In deze zaak heeft de rechtbank Midden-Nederland op 29 november 2022 uitspraak gedaan over de omgevingsvergunning voor het plaatsen van drie airco units op het dak van een bedrijfspand. De vergunninghouder, eigenaar van het pand, had op 31 januari 2020 een omgevingsvergunning aangevraagd, welke op 20 februari 2020 door het college van burgemeester en wethouders werd verleend. Tegen deze vergunning hebben vier eisers, bewoners van een nabijgelegen straat, bezwaar gemaakt. Het college verklaarde hun bezwaar ongegrond en handhaafde de vergunning, waarna de eisers beroep instelden bij de rechtbank.

De rechtbank heeft het beroep op 25 oktober 2022 behandeld. De eisers stelden dat de vergunning in strijd was met het Bouwbesluit 2021 en het Activiteitenbesluit milieubeheer, met name vanwege geluidsoverlast van de airco units. De rechtbank oordeelde echter dat het college de vergunning terecht had verleend, omdat er geen strijd was met de relevante toetsingsgronden uit de Wet algemene bepalingen omgevingsrecht (Wabo). De rechtbank concludeerde dat de geluidsnormen uit het Bouwbesluit alleen van toepassing zijn op aangrenzende percelen met een woonfunctie, en dat de beroepsgronden van de eisers niet opgingen.

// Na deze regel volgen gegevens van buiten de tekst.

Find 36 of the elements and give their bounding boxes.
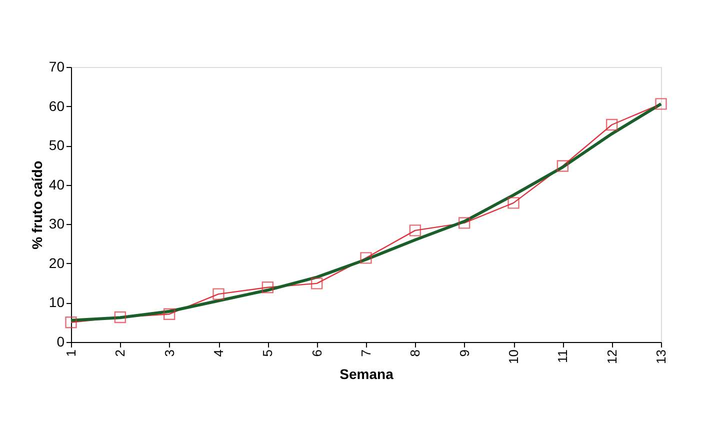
x-tick-label: 7: [358, 350, 374, 357]
point: [508, 197, 520, 209]
y-tick-label: 30: [48, 216, 65, 232]
point: [114, 311, 126, 324]
x-tick-label: 11: [555, 350, 570, 363]
x-tick-label: 8: [408, 350, 423, 357]
x-tick-label: 10: [506, 350, 521, 364]
y-tick-label: 40: [48, 176, 65, 192]
point: [556, 160, 569, 172]
point: [360, 252, 372, 264]
y-tick-label: 70: [48, 58, 65, 74]
x-tick-label: 12: [604, 350, 620, 364]
point: [310, 278, 323, 290]
x-tick-label: 13: [654, 350, 668, 364]
y-tick-label: 60: [48, 98, 65, 114]
point: [409, 224, 422, 236]
x-tick-label: 4: [211, 350, 226, 357]
x-tick-label: 5: [260, 350, 276, 357]
x-tick-label: 3: [162, 350, 177, 357]
y-tick-label: 50: [48, 137, 65, 154]
point: [163, 308, 176, 320]
point: [65, 316, 77, 328]
x-axis-title: Semana: [340, 366, 394, 382]
y-axis-title: % fruto caído: [28, 160, 45, 250]
point: [606, 118, 618, 131]
x-tick-label: 1: [64, 350, 78, 357]
point: [458, 217, 470, 229]
y-tick-label: 0: [56, 334, 65, 350]
point: [262, 282, 274, 294]
x-tick-label: 2: [112, 350, 128, 357]
x-tick-label: 6: [309, 350, 324, 357]
point: [655, 98, 667, 110]
x-tick-label: 9: [456, 350, 472, 357]
y-tick-label: 20: [48, 254, 65, 271]
y-tick-label: 10: [48, 294, 65, 310]
point: [212, 288, 224, 300]
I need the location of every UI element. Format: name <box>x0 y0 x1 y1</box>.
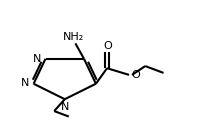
Text: N: N <box>21 79 29 88</box>
Text: N: N <box>33 53 41 64</box>
Text: N: N <box>61 102 69 112</box>
Text: NH₂: NH₂ <box>63 32 84 42</box>
Text: O: O <box>103 41 112 51</box>
Text: O: O <box>132 70 140 80</box>
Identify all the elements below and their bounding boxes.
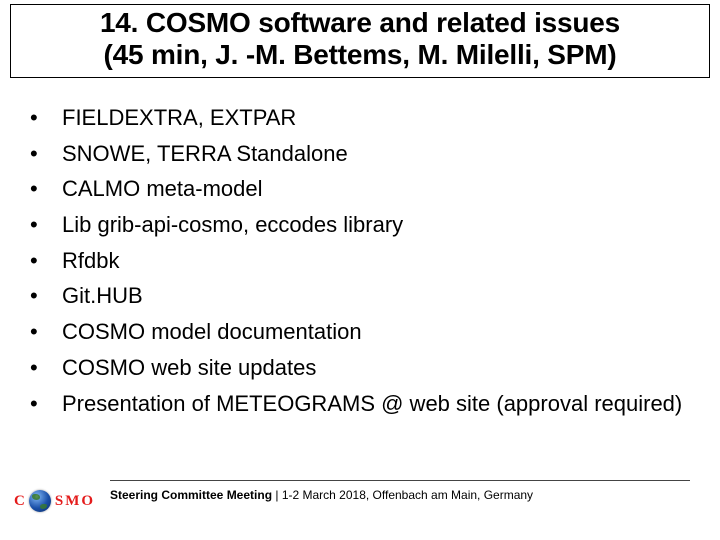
footer: Steering Committee Meeting | 1-2 March 2… [0, 480, 720, 520]
bullet-icon: • [30, 139, 62, 169]
list-item: • Git.HUB [30, 278, 700, 314]
bullet-text: COSMO model documentation [62, 317, 362, 347]
footer-rest: | 1-2 March 2018, Offenbach am Main, Ger… [272, 488, 533, 502]
bullet-icon: • [30, 246, 62, 276]
bullet-icon: • [30, 103, 62, 133]
list-item: • Lib grib-api-cosmo, eccodes library [30, 207, 700, 243]
title-line-2: (45 min, J. -M. Bettems, M. Milelli, SPM… [19, 39, 701, 71]
list-item: • CALMO meta-model [30, 171, 700, 207]
globe-icon [29, 490, 51, 512]
bullet-icon: • [30, 389, 62, 419]
footer-divider [110, 480, 690, 481]
bullet-icon: • [30, 353, 62, 383]
logo-letter-s: S [55, 493, 63, 510]
bullet-text: CALMO meta-model [62, 174, 263, 204]
bullet-text: Git.HUB [62, 281, 143, 311]
bullet-text: SNOWE, TERRA Standalone [62, 139, 348, 169]
logo-letter-o: O [81, 493, 93, 510]
bullet-icon: • [30, 174, 62, 204]
bullet-list: • FIELDEXTRA, EXTPAR • SNOWE, TERRA Stan… [30, 100, 700, 421]
logo-letter-c: C [14, 493, 25, 510]
list-item: • FIELDEXTRA, EXTPAR [30, 100, 700, 136]
title-line-1: 14. COSMO software and related issues [19, 7, 701, 39]
bullet-icon: • [30, 210, 62, 240]
bullet-text: Lib grib-api-cosmo, eccodes library [62, 210, 403, 240]
list-item: • COSMO web site updates [30, 350, 700, 386]
list-item: • COSMO model documentation [30, 314, 700, 350]
list-item: • Presentation of METEOGRAMS @ web site … [30, 386, 700, 422]
bullet-icon: • [30, 317, 62, 347]
footer-text: Steering Committee Meeting | 1-2 March 2… [110, 488, 690, 502]
logo-letter-m: M [65, 493, 79, 510]
list-item: • Rfdbk [30, 243, 700, 279]
cosmo-logo: C S M O [14, 490, 93, 512]
footer-strong: Steering Committee Meeting [110, 488, 272, 502]
bullet-text: Presentation of METEOGRAMS @ web site (a… [62, 389, 682, 419]
bullet-icon: • [30, 281, 62, 311]
bullet-text: FIELDEXTRA, EXTPAR [62, 103, 296, 133]
list-item: • SNOWE, TERRA Standalone [30, 136, 700, 172]
slide: 14. COSMO software and related issues (4… [0, 0, 720, 540]
title-box: 14. COSMO software and related issues (4… [10, 4, 710, 78]
bullet-text: Rfdbk [62, 246, 119, 276]
bullet-text: COSMO web site updates [62, 353, 316, 383]
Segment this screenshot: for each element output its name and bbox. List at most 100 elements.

De rechtbank verklaarde het beroep van de eisers [eiser 2], [eiser 3] en [eiser 4] niet-ontvankelijk, omdat zij te laat waren met hun beroep. Het beroep van eiser [eiser 1] werd ongegrond verklaard. De rechtbank benadrukte dat het college geen ruimte had voor een bredere belangenafweging dan de wettelijke kaders toestaan. De uitspraak werd openbaar gemaakt en partijen ontvingen een afschrift van de uitspraak.

Uitspraak

RECHTBANK MIDDEN-NEDERLAND
Zittingsplaats Utrecht
Bestuursrecht
zaaknummer: UTR 22/1537

uitspraak van de enkelvoudige kamer van 29 november 2022 in de zaak tussen

1. [eiser 1],
2. [eiser 2],
3. [eiser 3],
4. [eiser 4]uit [woonplaats] , eisers,
en
het college van burgemeester en wethouders van de gemeente [plaats](het college), verweerder
(gemachtigden: R.W. van Manen en H. van de Velden ).
Als derde-partij neemt aan de zaak deel:
[vergunninghouder]uit [plaats] (vergunninghouder).

Inleiding

Vergunninghouder is eigenaar van het bedrijfspand aan de [perceel] in [plaats] (het perceel). In dit pand is een hoveniersbedrijf gevestigd. Op 31 januari 2020 heeft vergunninghouder een omgevingsvergunning aangevraagd voor het plaatsen van drie airco units op het dak van het perceel (het bouwplan). Met het primaire besluit van 20 februari 2020 heeft het college de omgevingsvergunning verleend.
Eisers wonen allemaal aan de [straat] in [plaats] en hebben bezwaar gemaakt tegen de verleende omgevingsvergunning. In het besluit van 20 februari 2022 (bestreden besluit) heeft het college dat bezwaar ongegrond verklaard en de omgevingsvergunning in stand gelaten.
Vervolgens hebben eisers tegen het bestreden besluit beroep ingesteld. Het college heeft een verweerschrift ingediend.
De rechtbank heeft het beroep op 25 oktober 2022 op zitting behandeld. Eiser [eiser 1] en de gemachtigden van het college waren hierbij aanwezig. Vergunninghouder was niet aanwezig.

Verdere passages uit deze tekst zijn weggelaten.